Both efforts are “reflective of a desire to send the message to the organic community that we understand and appreciate the important role that you are playing, not only in providing quality and nutritious and healthy foods, but as importantly creating a value-added opportunity for farmers,” Vilsack told conference attendees, who applauded the announcement.
USDA’s decision to expand its financial support of the organic industry comes at a time when consumer demand for organic is outpacing the segment’s production capabilities. Fueled partly by inflation-related price increases, organic sales last year surpassed $67b, reflecting a four-percent increase that was nearly twice the pace of growth in 2021, according to OTA’s 2023 Organic Industry Survey released May 10.
While volumes in some categories did slip due to higher prices, consumers’ willingness to continue paying a premium for organic even during economically challenging periods reflects organic’s value and consumer demand for the products, according to OTA.
Grants aim to ease uncertainty about market access, ingredient supply
Despite strong consumer demand, some producers are unwilling or unable to transition to organic because due to high costs and risks associated with the transition period, acknowledged USDA.
“USDA has heard that producers may be less willing to commit to the three-year transition to organic certification because of risks related to inadequate organic processing, storage, and handling capacity, cost barriers due to limited markets for rotational crops, a lack of certainty about market access, and insufficient supply of certain organic ingredients,” the agency explained in a statement.
The additional funding announced this month should help ease those concerns and encourage more producers to transition to organic, Vilsack told attendees at the OTA conference.
He explained the additional $75m earmarked for the organic market development grants program will focus on “trying to promote organic grain, livestock feed production, for rotational crops, dairy, and ingredients that are used in organic products, all of which in areas where they may be currently unavailable. We’re also going to take a look at places where there are existing organic producers who lack market access because of bottlenecks in processing.”
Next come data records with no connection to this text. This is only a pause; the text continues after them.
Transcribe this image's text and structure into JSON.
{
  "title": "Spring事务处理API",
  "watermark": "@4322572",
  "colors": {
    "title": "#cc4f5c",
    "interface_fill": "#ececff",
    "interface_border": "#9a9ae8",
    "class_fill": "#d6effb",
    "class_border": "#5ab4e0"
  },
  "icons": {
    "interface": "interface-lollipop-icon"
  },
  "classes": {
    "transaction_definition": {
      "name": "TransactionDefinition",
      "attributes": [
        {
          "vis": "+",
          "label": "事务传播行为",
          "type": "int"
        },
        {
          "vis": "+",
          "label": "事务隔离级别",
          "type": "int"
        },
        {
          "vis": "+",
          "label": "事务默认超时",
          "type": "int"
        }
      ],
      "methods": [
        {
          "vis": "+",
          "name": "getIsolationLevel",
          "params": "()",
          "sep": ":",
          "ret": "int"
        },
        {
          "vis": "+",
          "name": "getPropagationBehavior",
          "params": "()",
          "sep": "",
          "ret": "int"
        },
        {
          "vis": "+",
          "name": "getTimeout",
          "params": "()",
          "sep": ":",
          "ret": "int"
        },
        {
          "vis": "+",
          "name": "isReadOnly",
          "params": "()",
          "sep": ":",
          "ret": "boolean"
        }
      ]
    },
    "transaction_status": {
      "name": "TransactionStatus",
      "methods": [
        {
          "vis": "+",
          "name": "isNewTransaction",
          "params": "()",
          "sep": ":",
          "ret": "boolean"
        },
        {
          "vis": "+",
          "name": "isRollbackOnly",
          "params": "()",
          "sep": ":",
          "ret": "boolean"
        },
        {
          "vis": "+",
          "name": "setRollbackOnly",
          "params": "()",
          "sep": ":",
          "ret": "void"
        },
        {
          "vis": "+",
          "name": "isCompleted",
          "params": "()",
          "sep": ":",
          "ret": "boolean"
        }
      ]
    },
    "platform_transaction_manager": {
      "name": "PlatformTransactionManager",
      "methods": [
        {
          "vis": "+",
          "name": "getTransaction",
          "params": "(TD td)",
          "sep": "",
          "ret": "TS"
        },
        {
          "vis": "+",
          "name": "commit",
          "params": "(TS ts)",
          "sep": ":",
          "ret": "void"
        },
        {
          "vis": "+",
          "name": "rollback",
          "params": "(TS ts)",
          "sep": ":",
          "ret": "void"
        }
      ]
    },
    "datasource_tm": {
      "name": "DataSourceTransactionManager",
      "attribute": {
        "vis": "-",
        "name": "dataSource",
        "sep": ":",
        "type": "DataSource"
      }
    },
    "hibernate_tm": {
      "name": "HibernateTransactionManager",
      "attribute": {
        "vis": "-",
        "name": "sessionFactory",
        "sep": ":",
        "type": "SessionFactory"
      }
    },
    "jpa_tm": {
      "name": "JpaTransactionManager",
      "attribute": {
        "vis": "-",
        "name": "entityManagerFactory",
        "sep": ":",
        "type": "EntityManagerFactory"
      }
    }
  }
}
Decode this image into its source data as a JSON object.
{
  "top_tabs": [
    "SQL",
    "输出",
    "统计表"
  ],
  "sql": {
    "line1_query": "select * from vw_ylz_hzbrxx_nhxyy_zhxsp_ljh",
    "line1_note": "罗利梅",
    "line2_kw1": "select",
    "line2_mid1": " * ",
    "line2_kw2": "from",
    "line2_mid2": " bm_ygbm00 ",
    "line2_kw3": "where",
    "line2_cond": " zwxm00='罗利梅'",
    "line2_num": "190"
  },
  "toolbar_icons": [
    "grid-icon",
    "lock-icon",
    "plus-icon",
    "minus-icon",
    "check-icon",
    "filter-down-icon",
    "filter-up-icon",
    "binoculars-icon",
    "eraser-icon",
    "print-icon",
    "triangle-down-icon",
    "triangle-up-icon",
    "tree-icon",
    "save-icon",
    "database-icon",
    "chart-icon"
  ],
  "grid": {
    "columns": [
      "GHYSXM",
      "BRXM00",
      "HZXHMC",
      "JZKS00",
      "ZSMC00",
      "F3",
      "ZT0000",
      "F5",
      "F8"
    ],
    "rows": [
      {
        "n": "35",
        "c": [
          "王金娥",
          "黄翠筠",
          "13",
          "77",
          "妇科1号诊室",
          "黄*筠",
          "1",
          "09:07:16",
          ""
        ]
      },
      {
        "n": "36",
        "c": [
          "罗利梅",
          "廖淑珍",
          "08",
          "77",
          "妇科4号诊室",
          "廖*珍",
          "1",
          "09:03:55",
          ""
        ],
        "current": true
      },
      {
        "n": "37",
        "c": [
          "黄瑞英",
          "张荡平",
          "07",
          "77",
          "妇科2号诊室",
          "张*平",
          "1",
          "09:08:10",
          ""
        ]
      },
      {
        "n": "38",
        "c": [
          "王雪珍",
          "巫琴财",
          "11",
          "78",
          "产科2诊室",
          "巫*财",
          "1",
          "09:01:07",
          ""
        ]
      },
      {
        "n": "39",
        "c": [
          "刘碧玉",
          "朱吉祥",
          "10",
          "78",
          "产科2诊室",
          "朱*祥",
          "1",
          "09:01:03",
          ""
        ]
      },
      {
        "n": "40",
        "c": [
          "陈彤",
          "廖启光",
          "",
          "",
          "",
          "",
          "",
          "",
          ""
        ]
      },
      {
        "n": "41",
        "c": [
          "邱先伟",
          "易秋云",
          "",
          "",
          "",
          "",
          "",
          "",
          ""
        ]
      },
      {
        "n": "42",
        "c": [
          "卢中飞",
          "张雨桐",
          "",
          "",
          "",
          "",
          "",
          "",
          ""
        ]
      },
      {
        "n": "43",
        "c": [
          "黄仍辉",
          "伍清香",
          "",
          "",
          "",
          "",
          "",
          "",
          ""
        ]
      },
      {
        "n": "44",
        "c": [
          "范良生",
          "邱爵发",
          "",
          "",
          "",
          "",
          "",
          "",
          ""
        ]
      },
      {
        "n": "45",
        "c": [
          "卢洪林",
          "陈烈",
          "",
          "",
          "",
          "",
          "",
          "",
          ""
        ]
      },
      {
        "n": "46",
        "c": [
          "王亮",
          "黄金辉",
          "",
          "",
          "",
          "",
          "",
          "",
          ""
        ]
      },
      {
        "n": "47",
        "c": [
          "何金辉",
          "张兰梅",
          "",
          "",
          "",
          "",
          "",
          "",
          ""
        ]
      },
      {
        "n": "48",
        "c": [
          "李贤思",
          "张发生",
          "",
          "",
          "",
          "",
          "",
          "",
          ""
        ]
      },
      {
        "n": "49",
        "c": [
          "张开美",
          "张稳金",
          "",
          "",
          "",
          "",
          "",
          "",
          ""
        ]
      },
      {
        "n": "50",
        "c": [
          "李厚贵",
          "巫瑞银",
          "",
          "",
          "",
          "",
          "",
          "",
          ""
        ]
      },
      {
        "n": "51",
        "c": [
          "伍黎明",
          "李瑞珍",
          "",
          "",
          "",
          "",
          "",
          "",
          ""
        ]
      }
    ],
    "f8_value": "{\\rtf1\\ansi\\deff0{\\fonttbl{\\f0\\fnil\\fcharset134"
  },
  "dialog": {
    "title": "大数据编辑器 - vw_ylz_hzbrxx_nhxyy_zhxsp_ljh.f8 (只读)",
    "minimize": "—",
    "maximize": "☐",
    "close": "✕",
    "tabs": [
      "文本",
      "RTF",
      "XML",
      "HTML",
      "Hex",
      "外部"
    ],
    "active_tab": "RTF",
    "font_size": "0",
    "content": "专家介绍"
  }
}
He urged those interested in the funding to apply by July 10 to take advantage of the $75m.
OTA lauded the announcement, noting that the grants will “strengthen the supply chain and expand organic processing capacity to create critical new paths to market for climate-smart organic farmers and increase consumer access to organic foods and products.”
Vilsack also expressed his hope that the program would ease the current concentration of processing resources and by extension the concentration of income, which he described as a “deep concern.”
Grants are critical for attracting new, young farmers, OTA argues
OTA also applauded USDA’s decision to return the Organic Certification Cost Share program to the 75% reimbursement allowed by statute, but which were reduced to rates of 50% due to funding shortfalls.
“The Organic Certification Cost Share program is critical for attracting new, young farmers to organic,” OTA said in a statement, adding that “additional funding for this important long-standing program is a priority of OTA’s for the 2023 Farm Bill” as it “will help build a diverse and thriving organic agriculture community.”